Сметанный из свежего сена стог был уж почти рядом. У Тори оставалось лишь несколько секунд, чтобы приготовиться к прыжку, только одно мгновение, чтобы помолиться о спасении и защите. Затем она собралась с духом, отпустила борта качающейся повозки и, когда та поравнялась со стогом, одним быстрым движением вскочила и, оттолкнувшись дрожащей ногой от края верхней боковой доски, спружинила в отчаянном прыжке свое маленькое, онемевшее от страха тело.
С закрытыми в молитве глазами несло ее по воздуху. Незачем видеть, куда она упадет, если промахнется, или представлять себе боль, которая, возможно, ждет ее на расстоянии нескольких ударов сердца… А затем самым чудесным образом она свалилась на перину пышнейшего, сладчайшего, душистейшего сена на свете.
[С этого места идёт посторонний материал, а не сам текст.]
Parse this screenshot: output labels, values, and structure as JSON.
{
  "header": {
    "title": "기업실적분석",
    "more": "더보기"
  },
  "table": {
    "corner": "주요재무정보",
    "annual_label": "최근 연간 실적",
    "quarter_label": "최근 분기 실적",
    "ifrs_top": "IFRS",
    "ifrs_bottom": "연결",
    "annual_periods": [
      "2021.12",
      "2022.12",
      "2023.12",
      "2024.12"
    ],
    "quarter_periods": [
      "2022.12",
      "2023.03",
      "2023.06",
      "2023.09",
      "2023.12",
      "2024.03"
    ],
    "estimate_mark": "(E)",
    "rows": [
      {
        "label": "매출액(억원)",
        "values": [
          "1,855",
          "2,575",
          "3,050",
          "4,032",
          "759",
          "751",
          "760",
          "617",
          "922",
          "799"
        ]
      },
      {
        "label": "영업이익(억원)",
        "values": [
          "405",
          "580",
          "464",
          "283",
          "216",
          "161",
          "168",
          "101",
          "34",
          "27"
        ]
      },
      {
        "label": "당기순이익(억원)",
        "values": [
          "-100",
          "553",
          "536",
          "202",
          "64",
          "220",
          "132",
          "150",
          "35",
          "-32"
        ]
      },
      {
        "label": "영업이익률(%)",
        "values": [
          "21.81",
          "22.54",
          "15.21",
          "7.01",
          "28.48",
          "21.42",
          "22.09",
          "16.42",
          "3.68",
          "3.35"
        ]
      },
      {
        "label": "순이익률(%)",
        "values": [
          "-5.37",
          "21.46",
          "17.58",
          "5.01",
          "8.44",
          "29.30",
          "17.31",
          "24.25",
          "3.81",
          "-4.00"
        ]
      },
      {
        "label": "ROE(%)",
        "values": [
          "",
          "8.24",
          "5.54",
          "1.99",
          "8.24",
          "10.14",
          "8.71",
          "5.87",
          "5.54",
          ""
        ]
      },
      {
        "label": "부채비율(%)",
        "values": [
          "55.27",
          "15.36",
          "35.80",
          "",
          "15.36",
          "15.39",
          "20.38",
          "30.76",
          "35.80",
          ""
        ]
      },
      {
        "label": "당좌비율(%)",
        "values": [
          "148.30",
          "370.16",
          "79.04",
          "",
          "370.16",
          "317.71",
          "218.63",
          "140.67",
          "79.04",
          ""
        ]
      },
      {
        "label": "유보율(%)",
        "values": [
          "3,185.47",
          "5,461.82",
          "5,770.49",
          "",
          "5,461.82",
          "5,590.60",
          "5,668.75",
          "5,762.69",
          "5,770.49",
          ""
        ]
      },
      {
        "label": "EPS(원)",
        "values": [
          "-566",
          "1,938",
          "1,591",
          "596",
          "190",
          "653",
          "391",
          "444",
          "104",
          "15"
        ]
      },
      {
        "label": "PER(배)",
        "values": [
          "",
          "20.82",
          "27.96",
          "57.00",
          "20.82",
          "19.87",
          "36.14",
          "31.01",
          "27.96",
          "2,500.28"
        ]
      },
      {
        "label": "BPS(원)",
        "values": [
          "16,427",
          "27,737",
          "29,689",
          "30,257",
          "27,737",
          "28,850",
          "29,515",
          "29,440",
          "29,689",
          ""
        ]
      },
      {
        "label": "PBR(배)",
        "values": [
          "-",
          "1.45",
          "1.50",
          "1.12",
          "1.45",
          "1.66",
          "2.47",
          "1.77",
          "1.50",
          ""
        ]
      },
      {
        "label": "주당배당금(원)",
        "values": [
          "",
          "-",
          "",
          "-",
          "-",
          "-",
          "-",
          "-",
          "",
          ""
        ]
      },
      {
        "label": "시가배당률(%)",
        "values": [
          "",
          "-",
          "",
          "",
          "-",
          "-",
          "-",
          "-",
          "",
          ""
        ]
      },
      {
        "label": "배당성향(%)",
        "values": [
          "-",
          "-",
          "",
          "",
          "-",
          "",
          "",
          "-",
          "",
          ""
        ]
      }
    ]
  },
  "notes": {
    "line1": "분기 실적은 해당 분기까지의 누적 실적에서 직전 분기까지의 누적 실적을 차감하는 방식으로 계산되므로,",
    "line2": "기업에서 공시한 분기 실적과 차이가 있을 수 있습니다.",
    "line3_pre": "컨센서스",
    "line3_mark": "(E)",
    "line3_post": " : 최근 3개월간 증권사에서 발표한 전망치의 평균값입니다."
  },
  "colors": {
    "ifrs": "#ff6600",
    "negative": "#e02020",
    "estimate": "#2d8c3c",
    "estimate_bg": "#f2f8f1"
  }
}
И долго-долго дрожащая лежала, купаясь в нем, жадно втягивала в себя воздух короткими прерывистыми глотками, рыдала, захлебываясь пережитым ужасом, ощущая, как давивший ее страх медленно отступает.
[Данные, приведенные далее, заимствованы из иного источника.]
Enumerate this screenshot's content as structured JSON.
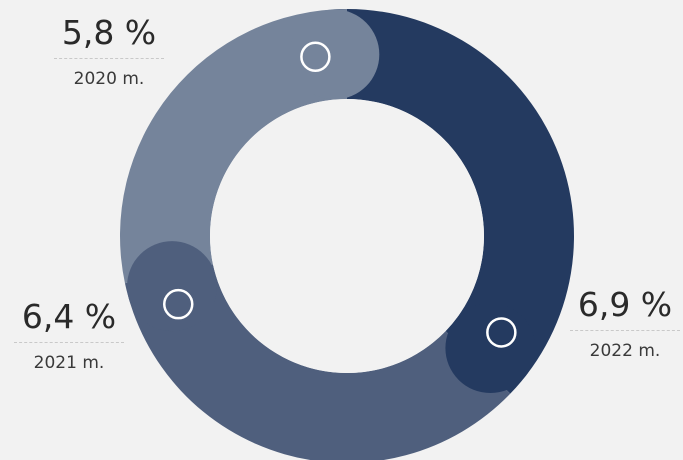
{
  "chart_data": {
    "type": "pie",
    "series": [
      {
        "label": "2020 m.",
        "value": 5.8,
        "value_text": "5,8 %",
        "color": "#75849b"
      },
      {
        "label": "2021 m.",
        "value": 6.4,
        "value_text": "6,4 %",
        "color": "#4f5f7d"
      },
      {
        "label": "2022 m.",
        "value": 6.9,
        "value_text": "6,9 %",
        "color": "#243a60"
      }
    ],
    "legend": "none",
    "background": "#f2f2f2"
  }
}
С трудом постаралась она выпрямиться. Даже теперь ей не верилось, что она спаслась. Вытирая слезы, осторожно, неуверенными движениями попробовала пошевелить руками, ногами, шеей. На коже уже выступали синяки, руки ее были все в занозах, но больше никаких серьезных увечий она в себе не обнаружила. Она была потрясена, и ее мутило, но все остальное вроде бы казалось в порядке. Можно было надеяться, что вся эта тряска и кувырки не причинили вреда ее ребенку. Она не ощущала никакой боли и молила Бога, чтобы жжение в спине было только следствием ссадины и царапин, когда она ободралась о доски днища и стенок экипажа.
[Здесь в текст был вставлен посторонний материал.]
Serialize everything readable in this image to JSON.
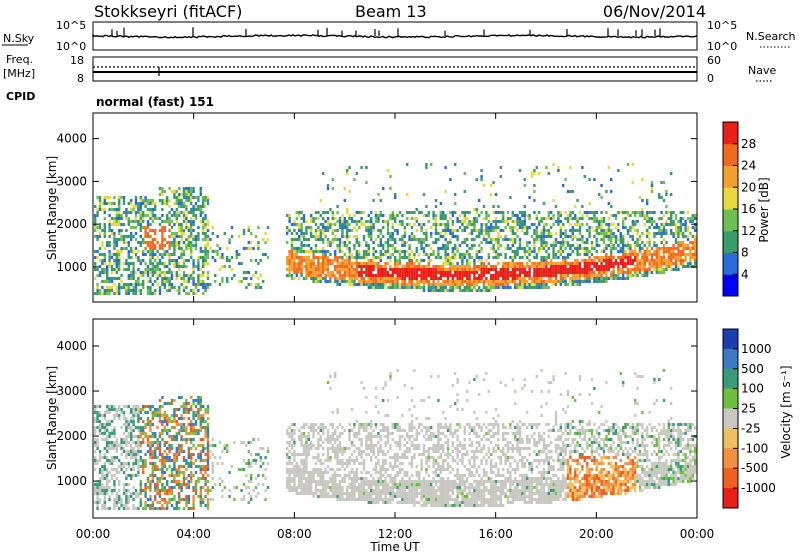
{
  "header": {
    "title": "Stokkseyri (fitACF)",
    "beam": "Beam 13",
    "date": "06/Nov/2014"
  },
  "noise_panel": {
    "left_label": "N.Sky",
    "right_label": "N.Search",
    "left_top_tick": "10^5",
    "left_bottom_tick": "10^0",
    "right_top_tick": "10^5",
    "right_bottom_tick": "10^0"
  },
  "freq_panel": {
    "left_label_1": "Freq.",
    "left_label_2": "[MHz]",
    "left_top_tick": "18",
    "left_bottom_tick": "8",
    "right_top_tick": "60",
    "right_bottom_tick": "0",
    "right_label": "Nave"
  },
  "cpid": {
    "label": "CPID",
    "value": "normal (fast) 151"
  },
  "colors": {
    "axis": "#000000",
    "background": "#ffffff"
  },
  "chart_data": [
    {
      "type": "heatmap",
      "name": "power",
      "ylabel": "Slant Range [km]",
      "ylim": [
        180,
        4600
      ],
      "xlim": [
        0,
        24
      ],
      "yticks": [
        1000,
        2000,
        3000,
        4000
      ],
      "colorbar": {
        "label": "Power [dB]",
        "ticks": [
          "4",
          "8",
          "12",
          "16",
          "20",
          "24",
          "28"
        ],
        "colors": [
          "#0000ff",
          "#2a6bd9",
          "#3a9a6a",
          "#6cbf50",
          "#e8d840",
          "#f2a030",
          "#f06a20",
          "#e82018"
        ],
        "range": [
          0,
          32
        ]
      }
    },
    {
      "type": "heatmap",
      "name": "velocity",
      "ylabel": "Slant Range [km]",
      "xlabel": "Time UT",
      "ylim": [
        180,
        4600
      ],
      "xlim": [
        0,
        24
      ],
      "yticks": [
        1000,
        2000,
        3000,
        4000
      ],
      "xticks": [
        "00:00",
        "04:00",
        "08:00",
        "12:00",
        "16:00",
        "20:00",
        "00:00"
      ],
      "colorbar": {
        "label": "Velocity [m s⁻¹]",
        "ticks": [
          "1000",
          "500",
          "100",
          "25",
          "-25",
          "-100",
          "-500",
          "-1000"
        ],
        "colors": [
          "#1a3fb0",
          "#3a7ac0",
          "#3a9a7a",
          "#70c040",
          "#c8c8c0",
          "#f0c060",
          "#f09040",
          "#f06020",
          "#e82018"
        ]
      }
    }
  ]
}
Тори все еще сидела, осматривала свои раны и благодарила Господа за свое спасение, когда по полю побежали Мегэн и монахини. Через решетки стога она наблюдла, как поспешили с ними отец Ромеро и мать-настоятельница. Сколько она ее помнит, впервые мать-настоятельница изменила своей чинной походке. Теперь, когда Тори немного пришла в себя, ее слух пронзил дикий визг лошадей. Впоследствии она смутно вспоминала, что слышала шум падения, хотя сейчас ее потрясенный рассудок не желал этого воспринимать. Очевидно, Тори инстинктивно ничего не хотела знать о том, как недалеко побывала она от смерти.
Отец Ромеро первым оказался у стога, и Тори ошеломленно наблюдала, как он и прочие пробежали мимо. Никто не задержался и не обратил на нее внимания. Растерянно помотав головой, она, побарахтавшись, подобралась к дальнему краю стога и выглянула сквозь решетку. Бежавшие остановились на краю оврага и потрясение смотрели вниз. Почти сразу отец Ромеро стал спускаться по крутому склону, а остальные следили за ним со смешанным выражением страха и надежды на лицах. Несколько сестер опустились на колени и стали молиться, другие плакали, не скрывая своих слез. Мегэн одной рукой держалась за живот, другой зажимала себе рот.
Внезапно до Тори дошло, что ведь они не видели, как она спрыгнула с повозки на стог. Все считали, что она упала в овраг вместе с экипажем и лошадьми.
– Эй! Я здесь! Мегэн! Сестры! Я здесь! Изумленные, недоверчивые лица обернулись,
растерянно вертя головами, не понимая, откуда исходит ее голос.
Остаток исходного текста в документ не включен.